Founder and CEO, Girls Who Code
Saujani is the Founder and CEO of Girls Who Code, a national non-profit organization working to close the gender gap in technology and change the image of what a programmer looks like and does. With a variety of available programs, they are leading the movement to inspire, educate, and equip young women with the computing skills to pursue 21st century opportunities.
Saujani began her career as an attorney and activist. In 2010, she surged onto the political scene as the first Indian American woman to run for U.S. Congress. During the race, she visited local schools and saw the gender gap in computing classes firsthand, which led her to start Girls Who Code. She also served as Deputy Public Advocate for New York City and ran a spirited campaign for Public Advocate in 2013.
Saujani's TED talk, "Teach girls, bravery not perfection," has more than 3 million views and has sparked a national conversation about how we're raising our girls. She is the author of two books, Girls Who Code: Learn to Code and Change the World, the first in a 13-book series about girls and coding which debuted as a New York Times bestseller, and Women Who Don't Wait In Line, in which she advocates for a new model of female leadership focused on embracing risk and failure, promoting mentorship and sponsorship, and boldly charting your own course - personally and professionally.

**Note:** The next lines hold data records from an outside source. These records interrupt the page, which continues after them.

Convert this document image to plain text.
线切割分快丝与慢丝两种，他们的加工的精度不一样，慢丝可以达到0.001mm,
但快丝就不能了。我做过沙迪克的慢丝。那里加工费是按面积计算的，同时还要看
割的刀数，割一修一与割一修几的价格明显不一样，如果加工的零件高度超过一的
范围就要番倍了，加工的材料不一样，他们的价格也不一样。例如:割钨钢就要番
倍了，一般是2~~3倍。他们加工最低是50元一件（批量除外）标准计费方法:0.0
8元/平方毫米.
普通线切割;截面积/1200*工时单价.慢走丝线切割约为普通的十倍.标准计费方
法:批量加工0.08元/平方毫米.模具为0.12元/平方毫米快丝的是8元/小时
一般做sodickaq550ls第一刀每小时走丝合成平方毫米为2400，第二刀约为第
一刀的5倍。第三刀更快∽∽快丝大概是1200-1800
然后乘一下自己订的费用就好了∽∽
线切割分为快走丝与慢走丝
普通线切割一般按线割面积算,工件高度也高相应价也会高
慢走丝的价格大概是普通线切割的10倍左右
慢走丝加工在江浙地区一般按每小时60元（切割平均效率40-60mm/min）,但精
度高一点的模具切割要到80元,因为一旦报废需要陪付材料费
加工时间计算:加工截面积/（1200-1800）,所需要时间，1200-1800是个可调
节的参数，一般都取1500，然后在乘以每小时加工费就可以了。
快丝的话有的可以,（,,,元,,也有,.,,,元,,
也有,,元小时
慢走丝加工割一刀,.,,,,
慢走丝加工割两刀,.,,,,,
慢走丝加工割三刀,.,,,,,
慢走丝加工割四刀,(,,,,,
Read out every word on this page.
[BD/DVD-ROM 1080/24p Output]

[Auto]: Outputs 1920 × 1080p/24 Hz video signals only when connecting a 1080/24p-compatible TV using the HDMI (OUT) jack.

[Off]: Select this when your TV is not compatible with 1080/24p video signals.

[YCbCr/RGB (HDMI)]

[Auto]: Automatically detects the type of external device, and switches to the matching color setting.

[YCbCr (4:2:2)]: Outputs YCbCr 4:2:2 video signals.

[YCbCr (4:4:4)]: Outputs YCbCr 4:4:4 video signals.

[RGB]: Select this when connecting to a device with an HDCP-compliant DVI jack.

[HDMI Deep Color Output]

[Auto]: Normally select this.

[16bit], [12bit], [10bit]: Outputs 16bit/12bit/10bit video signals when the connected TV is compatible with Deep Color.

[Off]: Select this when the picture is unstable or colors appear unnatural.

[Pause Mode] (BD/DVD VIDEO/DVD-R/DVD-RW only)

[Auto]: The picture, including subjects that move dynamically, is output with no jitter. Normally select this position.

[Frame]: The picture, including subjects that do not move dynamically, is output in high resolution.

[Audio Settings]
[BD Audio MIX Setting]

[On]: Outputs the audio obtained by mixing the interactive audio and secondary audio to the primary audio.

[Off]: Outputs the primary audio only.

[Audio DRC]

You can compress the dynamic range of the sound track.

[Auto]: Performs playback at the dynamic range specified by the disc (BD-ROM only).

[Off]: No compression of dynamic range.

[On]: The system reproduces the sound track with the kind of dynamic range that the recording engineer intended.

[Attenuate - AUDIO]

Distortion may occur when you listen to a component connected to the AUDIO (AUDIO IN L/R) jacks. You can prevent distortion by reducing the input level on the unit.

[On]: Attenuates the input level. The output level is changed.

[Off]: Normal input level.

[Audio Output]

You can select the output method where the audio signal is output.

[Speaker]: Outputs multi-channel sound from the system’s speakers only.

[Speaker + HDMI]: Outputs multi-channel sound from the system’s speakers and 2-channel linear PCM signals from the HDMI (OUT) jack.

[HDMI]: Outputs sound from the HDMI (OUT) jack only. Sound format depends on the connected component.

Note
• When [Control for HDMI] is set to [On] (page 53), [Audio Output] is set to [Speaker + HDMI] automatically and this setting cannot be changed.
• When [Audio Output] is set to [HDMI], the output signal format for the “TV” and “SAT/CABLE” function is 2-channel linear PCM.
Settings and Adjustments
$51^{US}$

Saujani is a graduate of the University of Illinois, Harvard's Kennedy School of Government, and Yale Law School. Named one of Fortune's World's Greatest Leaders, Fortune's 40 Under 40, a WSJ Magazine Innovator of the Year, one of the 50 Most Powerful Women in New York by the New York Daily News, CNBC's Next List, Forbes's Most Powerful Women Changing the World, Fast Company's 100 Most Creative People, Crain's New York 40 Under 40, Ad Age's Creativity 50, Business Insider's 50 Women Who Are Changing the World, City & State's Rising Stars, and an AOL/PBS Next MAKER. She serves on the Board of Overseers for the International Rescue Committee, and She Should Run.